Viêt-Nam - 1995 / 2023 (14/27). Hué, tombes royales et rivière des parfums.

Tombes royales, pagode « de la Vieille dame céleste » et hommage au moine Thich Quang Duc

 

 

« Les tombes royales d’Asie ne sont pas les tristes amas de pierre qu’on voit sous nos climats » [1].

 

Les empereurs de la dynastie des Nguyen firent ériger leurs tombeaux au Sud de Hué, de part et d’autre de la rivière des parfums. Ils les faisaient construire de leur vivant, apportant la plus grande attention à leur architecture et au déroulement des travaux, à l’image des empereurs chinois.

 

Le mausolée de Tu-Duc fait plus penser à une résidence champêtre qu’à un tombeau. Un mur d’enceinte entoure un vaste jardin dont chaque élément a été pensé, voulu par l’empereur.

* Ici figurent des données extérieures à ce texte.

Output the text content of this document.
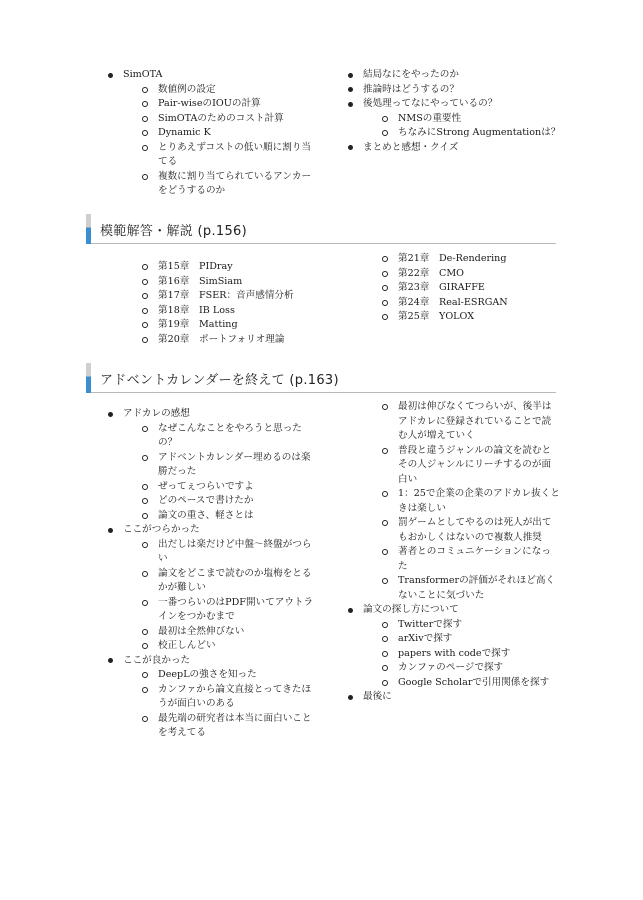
SimOTA
数値例の設定
Pair-wiseのIOUの計算
SimOTAのためのコスト計算
Dynamic K
とりあえずコストの低い順に割り当てる
複数に割り当てられているアンカーをどうするのか
結局なにをやったのか
推論時はどうするの？
後処理ってなにやっているの？
NMSの重要性
ちなみにStrong Augmentationは？
まとめと感想・クイズ
模範解答・解説 (p.156)
第15章　PIDray
第16章　SimSiam
第17章　FSER：音声感情分析
第18章　IB Loss
第19章　Matting
第20章　ポートフォリオ理論
第21章　De-Rendering
第22章　CMO
第23章　GIRAFFE
第24章　Real-ESRGAN
第25章　YOLOX
アドベントカレンダーを終えて (p.163)
アドカレの感想
なぜこんなことをやろうと思ったの？
アドベントカレンダー埋めるのは楽勝だった
ぜってぇつらいですよ
どのペースで書けたか
論文の重さ、軽さとは
ここがつらかった
出だしは楽だけど中盤〜終盤がつらい
論文をどこまで読むのか塩梅をとるかが難しい
一番つらいのはPDF開いてアウトラインをつかむまで
最初は全然伸びない
校正しんどい
ここが良かった
DeepLの強さを知った
カンファから論文直接とってきたほうが面白いのある
最先端の研究者は本当に面白いことを考えてる
最初は伸びなくてつらいが、後半はアドカレに登録されていることで読む人が増えていく
普段と違うジャンルの論文を読むとその人ジャンルにリーチするのが面白い
1：25で企業の企業のアドカレ抜くときは楽しい
罰ゲームとしてやるのは死人が出てもおかしくはないので複数人推奨
著者とのコミュニケーションになった
Transformerの評価がそれほど高くないことに気づいた
論文の探し方について
Twitterで探す
arXivで探す
papers with codeで探す
カンファのページで探す
Google Scholarで引用関係を探す
最後に
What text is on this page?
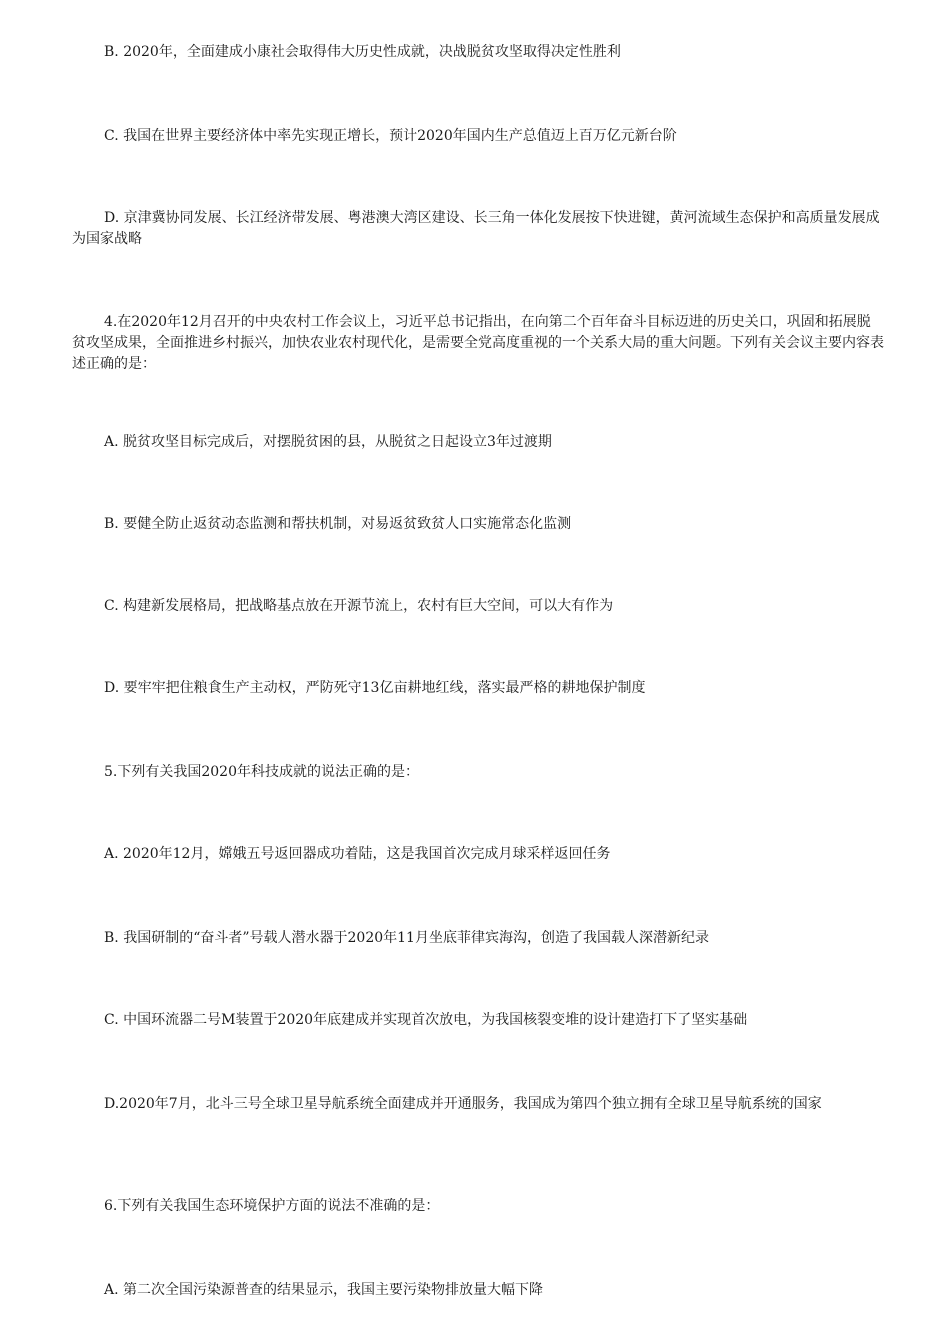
B. 2020年，全面建成小康社会取得伟大历史性成就，决战脱贫攻坚取得决定性胜利

C. 我国在世界主要经济体中率先实现正增长，预计2020年国内生产总值迈上百万亿元新台阶

D. 京津冀协同发展、长江经济带发展、粤港澳大湾区建设、长三角一体化发展按下快进键，黄河流域生态保护和高质量发展成为国家战略

4.在2020年12月召开的中央农村工作会议上，习近平总书记指出，在向第二个百年奋斗目标迈进的历史关口，巩固和拓展脱贫攻坚成果，全面推进乡村振兴，加快农业农村现代化，是需要全党高度重视的一个关系大局的重大问题。下列有关会议主要内容表述正确的是：

A. 脱贫攻坚目标完成后，对摆脱贫困的县，从脱贫之日起设立3年过渡期

B. 要健全防止返贫动态监测和帮扶机制，对易返贫致贫人口实施常态化监测

C. 构建新发展格局，把战略基点放在开源节流上，农村有巨大空间，可以大有作为

D. 要牢牢把住粮食生产主动权，严防死守13亿亩耕地红线，落实最严格的耕地保护制度

5.下列有关我国2020年科技成就的说法正确的是：

A. 2020年12月，嫦娥五号返回器成功着陆，这是我国首次完成月球采样返回任务

B. 我国研制的“奋斗者”号载人潜水器于2020年11月坐底菲律宾海沟，创造了我国载人深潜新纪录

C. 中国环流器二号M装置于2020年底建成并实现首次放电，为我国核裂变堆的设计建造打下了坚实基础

D.2020年7月，北斗三号全球卫星导航系统全面建成并开通服务，我国成为第四个独立拥有全球卫星导航系统的国家

6.下列有关我国生态环境保护方面的说法不准确的是：

A. 第二次全国污染源普查的结果显示，我国主要污染物排放量大幅下降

Plus de trois mille ouvriers y travaillèrent créant des collines, creusant un petit lac, plantant les essences choisies, construisant ponts, pavillons et temples, afin que l’ensemble crée une harmonie dans une proportion équilibrée des différents éléments. L’empereur, dit-on, venait composer des poèmes dans un adorable pavillon de bois, sur pilotis, dont la terrasse domine le petit lac couvert de fleurs de lotus. 

 

Derrière ce décor délicat et mélancolique, le tombeau proprement dit. Il s’ouvre par un arc aux toits relevés, débouchant sur une cour gardée par des statues d’éléphants, de chevaux et de mandarins. Derrière, le pavillon de la stèle abrite une pierre de 20 tonnes sur laquelle sont écrits les hauts faits du régime, Tu-Duc en ayant rédigé lui-même le texte en pensant certainement que l’on n’était jamais si bien servi que par soi-même.

 

Par contre, le dernier tombeau des Nguyen est un chef-d’œuvre kitsch dans son genre. Ici, pas de douces ondulations des collines, de nostalgique petit lac, de frais ombrages ; non, un immense escalier à flanc de coteau qui écrase de son autorité et sa suffisance. A croire que moins les empereurs avaient de pouvoir et plus ils voulaient en imposer après leur disparition. Là plus de pagodon de bois, mais un cénotaphe de béton, plus de statues de pierre, mais de ciment, plus d’incrustation de porcelaine, mais des tessons de verre. Et avec le climat tropical, rampes d’escaliers, statues, ornementations, portiques, se délitent montrant aux regards indiscrets leurs squelettes de ferraille. Le temple est une massive construction de béton, au style composite, à la fois Versailles, gare de Lyon et pagode. A l’intérieur, c’est le même mauvais goût qui domine, peintures criardes et statue dorée, grandeur nature, du défunt. Et pour faire bonne mesure, derrière les bouddhas, de petites guirlandes électriques clignotent. Cela n’a effectivement plus rien à voir avec les tristes amas de pierre de nos climats !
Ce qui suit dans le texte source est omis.